Auf der Anreise zu einem sicheren Nachtquartier wurde die Reisegruppe dann noch von einer Gruppe Yetis überfallen, bevor man die schützenden Mauern der Burg erreichte. Die Bewohner waren etwas primitivere Nordmänner und schon bald mussten die Zauberkundigen feststellen, daß ihre magischen Fähigkeiten hier scheinbar nicht wirkten.

Deshalb wurde der Ort auch als Gefängnis für magiebegabte Gefangene genutzt. Aus unbekannten Gründen wurden kurz nach dem Eintreffen der Reisenden einige Räume freigesetzt, die bisher von dicken Eiswänden verborgen waren.

Magische Räume die den Elementen geweiht waren und eine geheime Bibliothek. Für die Spieler hieß es in den folgenden Tagen eine Möglichkeit zu finden wieder an die eigenen Zauberkräfte zu gelangen und die Festung gegen Yetis und Untote zu verteidigen. Es galt die Rolle der Gefangenen zu ergründen und das Erscheinen und erstarken dreier Eishexen zu verhindern…

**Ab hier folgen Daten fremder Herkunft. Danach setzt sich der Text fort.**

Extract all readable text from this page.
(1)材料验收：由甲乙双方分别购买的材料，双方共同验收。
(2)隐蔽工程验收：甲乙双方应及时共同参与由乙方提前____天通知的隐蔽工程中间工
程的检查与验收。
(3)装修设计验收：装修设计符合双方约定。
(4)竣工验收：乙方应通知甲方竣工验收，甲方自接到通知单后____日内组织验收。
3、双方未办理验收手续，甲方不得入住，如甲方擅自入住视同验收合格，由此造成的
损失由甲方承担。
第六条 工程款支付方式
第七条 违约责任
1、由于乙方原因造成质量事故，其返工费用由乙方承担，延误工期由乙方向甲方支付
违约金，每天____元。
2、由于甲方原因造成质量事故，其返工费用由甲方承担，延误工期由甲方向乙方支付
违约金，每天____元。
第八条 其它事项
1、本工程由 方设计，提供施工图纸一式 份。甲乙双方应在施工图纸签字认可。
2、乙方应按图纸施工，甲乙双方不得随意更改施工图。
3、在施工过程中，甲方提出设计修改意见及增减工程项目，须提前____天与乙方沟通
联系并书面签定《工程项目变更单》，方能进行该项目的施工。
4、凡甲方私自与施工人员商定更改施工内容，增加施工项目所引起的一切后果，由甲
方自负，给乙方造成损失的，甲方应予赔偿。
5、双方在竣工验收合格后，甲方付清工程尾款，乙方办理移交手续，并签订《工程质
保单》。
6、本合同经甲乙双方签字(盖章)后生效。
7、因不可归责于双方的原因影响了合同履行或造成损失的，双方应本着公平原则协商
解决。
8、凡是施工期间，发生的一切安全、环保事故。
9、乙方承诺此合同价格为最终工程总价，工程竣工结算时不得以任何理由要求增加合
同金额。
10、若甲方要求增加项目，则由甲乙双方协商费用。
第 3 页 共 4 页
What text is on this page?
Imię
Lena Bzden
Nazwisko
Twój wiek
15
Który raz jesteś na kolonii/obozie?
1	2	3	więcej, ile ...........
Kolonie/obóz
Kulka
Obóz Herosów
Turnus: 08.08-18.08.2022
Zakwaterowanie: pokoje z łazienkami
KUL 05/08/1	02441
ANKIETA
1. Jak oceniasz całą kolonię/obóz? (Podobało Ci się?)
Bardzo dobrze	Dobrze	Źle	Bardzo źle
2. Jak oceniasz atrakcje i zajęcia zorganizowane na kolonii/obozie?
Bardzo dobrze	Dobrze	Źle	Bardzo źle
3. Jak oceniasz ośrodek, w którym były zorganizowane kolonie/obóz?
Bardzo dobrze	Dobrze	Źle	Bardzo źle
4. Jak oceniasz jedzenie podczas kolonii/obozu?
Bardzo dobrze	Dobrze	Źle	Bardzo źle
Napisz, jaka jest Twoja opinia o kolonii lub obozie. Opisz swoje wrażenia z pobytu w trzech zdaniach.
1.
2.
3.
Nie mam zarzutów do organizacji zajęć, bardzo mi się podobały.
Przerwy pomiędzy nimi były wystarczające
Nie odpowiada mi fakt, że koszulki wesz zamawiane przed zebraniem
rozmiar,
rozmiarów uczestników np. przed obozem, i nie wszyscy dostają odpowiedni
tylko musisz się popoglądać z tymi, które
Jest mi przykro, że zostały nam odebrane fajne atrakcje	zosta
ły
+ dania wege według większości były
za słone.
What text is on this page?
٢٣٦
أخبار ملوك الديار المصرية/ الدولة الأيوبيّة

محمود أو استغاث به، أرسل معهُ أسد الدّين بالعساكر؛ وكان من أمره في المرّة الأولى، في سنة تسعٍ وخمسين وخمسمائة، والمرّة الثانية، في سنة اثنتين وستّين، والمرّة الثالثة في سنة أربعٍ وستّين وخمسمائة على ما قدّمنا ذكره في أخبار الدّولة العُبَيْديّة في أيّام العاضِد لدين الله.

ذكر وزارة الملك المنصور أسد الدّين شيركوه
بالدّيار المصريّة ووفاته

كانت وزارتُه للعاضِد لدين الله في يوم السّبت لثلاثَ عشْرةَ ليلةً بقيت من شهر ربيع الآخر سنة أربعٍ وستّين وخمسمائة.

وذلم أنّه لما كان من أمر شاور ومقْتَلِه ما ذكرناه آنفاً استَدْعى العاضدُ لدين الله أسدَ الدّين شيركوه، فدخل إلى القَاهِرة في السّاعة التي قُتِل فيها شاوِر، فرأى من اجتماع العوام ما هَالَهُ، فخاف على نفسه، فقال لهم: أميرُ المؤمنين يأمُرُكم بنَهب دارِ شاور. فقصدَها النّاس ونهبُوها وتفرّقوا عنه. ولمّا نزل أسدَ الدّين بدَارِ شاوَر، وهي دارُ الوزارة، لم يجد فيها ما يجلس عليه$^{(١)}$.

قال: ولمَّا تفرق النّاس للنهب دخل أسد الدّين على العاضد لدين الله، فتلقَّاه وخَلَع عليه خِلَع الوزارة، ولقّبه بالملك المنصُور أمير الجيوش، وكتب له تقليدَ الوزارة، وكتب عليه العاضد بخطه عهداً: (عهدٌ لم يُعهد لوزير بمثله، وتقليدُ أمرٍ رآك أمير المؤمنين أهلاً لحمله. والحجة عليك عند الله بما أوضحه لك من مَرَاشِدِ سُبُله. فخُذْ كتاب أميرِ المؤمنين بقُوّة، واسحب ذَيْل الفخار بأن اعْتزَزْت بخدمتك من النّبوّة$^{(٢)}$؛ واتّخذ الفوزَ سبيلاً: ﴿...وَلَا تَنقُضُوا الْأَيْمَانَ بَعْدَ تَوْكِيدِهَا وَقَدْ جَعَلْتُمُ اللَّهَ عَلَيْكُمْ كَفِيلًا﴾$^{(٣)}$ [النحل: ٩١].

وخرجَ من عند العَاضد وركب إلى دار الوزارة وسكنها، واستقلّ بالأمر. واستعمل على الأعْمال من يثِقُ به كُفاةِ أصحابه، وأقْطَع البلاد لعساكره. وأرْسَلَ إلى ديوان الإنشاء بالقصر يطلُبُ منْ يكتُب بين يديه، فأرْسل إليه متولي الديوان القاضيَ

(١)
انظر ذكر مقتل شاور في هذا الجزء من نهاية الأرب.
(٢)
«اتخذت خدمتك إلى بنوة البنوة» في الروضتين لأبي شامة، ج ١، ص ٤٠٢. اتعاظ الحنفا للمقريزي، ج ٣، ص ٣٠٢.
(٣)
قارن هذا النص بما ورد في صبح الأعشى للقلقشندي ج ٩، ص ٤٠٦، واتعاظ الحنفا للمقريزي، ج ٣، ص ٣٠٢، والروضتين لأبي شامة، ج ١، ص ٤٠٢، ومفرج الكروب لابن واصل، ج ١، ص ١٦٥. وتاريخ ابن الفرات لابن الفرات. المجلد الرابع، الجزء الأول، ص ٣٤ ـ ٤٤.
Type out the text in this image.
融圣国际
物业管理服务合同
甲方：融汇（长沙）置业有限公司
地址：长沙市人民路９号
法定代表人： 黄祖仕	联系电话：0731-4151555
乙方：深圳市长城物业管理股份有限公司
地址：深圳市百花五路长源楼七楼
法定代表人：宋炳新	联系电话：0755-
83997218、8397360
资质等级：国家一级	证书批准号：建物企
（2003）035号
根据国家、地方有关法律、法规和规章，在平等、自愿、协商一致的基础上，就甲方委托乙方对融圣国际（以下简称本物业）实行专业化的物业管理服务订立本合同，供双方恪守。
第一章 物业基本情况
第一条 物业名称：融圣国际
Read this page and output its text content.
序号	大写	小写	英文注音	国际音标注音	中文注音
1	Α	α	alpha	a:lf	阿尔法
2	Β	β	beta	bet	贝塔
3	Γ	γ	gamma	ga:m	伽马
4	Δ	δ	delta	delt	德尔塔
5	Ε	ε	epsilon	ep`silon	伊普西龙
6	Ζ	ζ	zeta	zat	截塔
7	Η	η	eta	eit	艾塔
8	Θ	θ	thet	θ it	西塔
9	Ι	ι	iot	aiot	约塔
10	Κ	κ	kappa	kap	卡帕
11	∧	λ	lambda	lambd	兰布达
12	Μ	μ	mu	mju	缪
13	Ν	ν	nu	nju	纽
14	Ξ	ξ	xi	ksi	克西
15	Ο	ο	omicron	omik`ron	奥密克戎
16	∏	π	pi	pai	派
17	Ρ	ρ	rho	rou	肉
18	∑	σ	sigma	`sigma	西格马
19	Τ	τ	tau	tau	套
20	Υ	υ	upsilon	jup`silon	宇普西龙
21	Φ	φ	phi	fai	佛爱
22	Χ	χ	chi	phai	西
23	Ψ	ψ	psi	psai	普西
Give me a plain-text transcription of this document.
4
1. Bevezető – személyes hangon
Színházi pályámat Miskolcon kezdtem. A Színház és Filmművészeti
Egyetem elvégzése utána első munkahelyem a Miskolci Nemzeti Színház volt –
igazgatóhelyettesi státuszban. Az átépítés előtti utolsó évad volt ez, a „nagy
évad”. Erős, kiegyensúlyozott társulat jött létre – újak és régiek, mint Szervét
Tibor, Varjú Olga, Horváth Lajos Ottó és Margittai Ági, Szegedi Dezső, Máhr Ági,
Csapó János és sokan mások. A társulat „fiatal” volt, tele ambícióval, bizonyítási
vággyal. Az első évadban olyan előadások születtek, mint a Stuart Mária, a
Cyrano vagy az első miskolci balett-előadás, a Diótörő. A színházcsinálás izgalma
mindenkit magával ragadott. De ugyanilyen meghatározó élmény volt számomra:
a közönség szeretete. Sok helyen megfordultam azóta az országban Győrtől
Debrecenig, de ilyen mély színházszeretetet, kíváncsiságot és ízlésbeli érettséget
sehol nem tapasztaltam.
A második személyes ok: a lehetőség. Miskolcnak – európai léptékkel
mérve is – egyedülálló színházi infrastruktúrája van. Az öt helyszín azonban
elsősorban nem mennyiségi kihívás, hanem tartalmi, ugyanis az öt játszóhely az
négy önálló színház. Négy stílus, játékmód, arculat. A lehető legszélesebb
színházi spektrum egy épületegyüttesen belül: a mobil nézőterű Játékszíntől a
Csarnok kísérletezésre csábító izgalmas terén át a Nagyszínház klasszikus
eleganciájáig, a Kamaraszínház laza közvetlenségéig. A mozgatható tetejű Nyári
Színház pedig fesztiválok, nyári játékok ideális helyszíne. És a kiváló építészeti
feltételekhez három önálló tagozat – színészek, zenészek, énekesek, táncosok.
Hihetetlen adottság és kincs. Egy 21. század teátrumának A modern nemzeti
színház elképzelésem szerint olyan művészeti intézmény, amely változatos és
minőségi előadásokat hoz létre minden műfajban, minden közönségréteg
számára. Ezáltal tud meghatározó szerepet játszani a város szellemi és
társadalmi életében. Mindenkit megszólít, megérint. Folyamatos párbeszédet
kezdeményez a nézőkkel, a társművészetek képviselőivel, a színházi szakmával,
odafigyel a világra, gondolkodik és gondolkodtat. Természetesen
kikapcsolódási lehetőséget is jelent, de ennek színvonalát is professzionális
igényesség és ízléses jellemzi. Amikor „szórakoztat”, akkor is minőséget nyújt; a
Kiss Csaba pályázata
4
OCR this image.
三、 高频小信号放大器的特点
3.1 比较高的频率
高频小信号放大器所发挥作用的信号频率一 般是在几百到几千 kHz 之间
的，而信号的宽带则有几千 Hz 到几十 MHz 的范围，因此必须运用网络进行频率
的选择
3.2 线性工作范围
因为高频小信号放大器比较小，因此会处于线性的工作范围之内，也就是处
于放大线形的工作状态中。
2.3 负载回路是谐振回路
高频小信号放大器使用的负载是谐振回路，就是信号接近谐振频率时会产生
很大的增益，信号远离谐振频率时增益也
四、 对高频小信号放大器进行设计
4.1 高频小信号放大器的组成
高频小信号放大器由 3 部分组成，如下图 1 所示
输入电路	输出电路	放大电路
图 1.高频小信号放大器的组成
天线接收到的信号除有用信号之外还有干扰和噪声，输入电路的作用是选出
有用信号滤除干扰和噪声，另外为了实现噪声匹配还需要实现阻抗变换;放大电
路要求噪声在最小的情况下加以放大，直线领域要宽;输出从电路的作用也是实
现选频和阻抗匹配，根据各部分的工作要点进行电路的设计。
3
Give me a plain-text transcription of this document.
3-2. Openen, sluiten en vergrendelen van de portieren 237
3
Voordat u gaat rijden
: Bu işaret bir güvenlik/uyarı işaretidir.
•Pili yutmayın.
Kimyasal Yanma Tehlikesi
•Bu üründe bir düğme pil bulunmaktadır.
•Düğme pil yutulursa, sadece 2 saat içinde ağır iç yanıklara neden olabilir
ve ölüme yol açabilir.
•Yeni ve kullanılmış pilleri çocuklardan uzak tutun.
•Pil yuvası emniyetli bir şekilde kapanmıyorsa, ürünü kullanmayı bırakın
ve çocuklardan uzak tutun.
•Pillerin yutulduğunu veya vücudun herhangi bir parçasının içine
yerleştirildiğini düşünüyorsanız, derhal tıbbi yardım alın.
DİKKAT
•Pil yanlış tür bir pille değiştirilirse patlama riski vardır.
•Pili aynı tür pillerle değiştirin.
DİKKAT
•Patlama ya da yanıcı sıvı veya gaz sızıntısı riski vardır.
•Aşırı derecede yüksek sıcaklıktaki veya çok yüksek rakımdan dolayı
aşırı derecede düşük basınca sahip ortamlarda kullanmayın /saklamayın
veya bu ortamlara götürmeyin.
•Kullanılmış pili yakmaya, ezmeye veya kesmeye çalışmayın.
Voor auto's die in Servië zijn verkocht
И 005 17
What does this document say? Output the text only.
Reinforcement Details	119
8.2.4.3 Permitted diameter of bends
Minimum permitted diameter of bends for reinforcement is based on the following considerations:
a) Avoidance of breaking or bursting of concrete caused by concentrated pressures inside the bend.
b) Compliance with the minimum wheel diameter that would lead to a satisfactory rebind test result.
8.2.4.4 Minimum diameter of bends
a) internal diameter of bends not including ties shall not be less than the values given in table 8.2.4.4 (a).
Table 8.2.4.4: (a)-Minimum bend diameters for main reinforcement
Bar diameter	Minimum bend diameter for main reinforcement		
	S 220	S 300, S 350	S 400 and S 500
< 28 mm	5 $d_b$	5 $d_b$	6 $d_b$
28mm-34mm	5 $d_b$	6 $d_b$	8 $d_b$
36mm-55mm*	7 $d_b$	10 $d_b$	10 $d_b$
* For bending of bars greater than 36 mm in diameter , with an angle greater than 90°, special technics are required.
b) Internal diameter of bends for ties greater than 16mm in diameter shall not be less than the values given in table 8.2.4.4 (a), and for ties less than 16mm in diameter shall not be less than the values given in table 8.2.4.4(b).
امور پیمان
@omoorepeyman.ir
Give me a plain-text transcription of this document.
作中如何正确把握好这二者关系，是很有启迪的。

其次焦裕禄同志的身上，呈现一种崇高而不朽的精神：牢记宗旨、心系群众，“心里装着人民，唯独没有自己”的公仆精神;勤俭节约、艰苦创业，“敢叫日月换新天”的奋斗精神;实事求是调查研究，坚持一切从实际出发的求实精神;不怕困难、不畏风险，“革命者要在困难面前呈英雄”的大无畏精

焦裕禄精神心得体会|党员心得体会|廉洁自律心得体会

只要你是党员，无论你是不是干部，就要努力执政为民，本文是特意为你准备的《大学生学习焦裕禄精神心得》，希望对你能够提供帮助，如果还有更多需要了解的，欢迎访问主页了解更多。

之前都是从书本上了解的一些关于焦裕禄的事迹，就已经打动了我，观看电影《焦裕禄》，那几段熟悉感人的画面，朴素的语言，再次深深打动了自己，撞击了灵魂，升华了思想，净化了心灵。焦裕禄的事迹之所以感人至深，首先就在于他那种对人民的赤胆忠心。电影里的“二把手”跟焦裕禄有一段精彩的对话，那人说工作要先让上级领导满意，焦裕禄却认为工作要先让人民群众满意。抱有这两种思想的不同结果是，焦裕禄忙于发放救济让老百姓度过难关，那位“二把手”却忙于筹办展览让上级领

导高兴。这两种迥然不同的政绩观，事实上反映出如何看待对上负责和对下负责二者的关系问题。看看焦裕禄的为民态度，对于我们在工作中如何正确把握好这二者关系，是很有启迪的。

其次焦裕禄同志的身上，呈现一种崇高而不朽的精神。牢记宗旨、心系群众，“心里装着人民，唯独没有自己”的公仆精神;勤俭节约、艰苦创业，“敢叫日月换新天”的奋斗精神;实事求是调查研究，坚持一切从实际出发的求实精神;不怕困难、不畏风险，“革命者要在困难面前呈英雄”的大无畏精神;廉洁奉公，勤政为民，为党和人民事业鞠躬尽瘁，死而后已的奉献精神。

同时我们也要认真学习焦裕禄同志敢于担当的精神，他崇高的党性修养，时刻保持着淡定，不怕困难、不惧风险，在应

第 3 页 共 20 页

Die Story hat mir soweit ganz gut gefallen und die magischen Gefangenen haben mich ein wenig an Harry Potters Gefangene von Askaban erinnert (was wohl durchaus beabsichtigt war).

In der Anfangsansprache hatte die Orga ein wenig darum gebeten sich etwas mehr Zeit fürs Rollenspiel zu nehmen und nicht wie in einem Computerspiel jede Queste nach Liste abzuarbeiten.

Ein Negativpunkt der mir in den letzten Jahren auch an einigen Spielstilen der SC unangenehm aufgefallen war. Ich war der Meinung, daß sich die meisten das ein wenig zu Herzen genommen haben und die Sache etwas mehr Rollenspielbetont angegangen sind.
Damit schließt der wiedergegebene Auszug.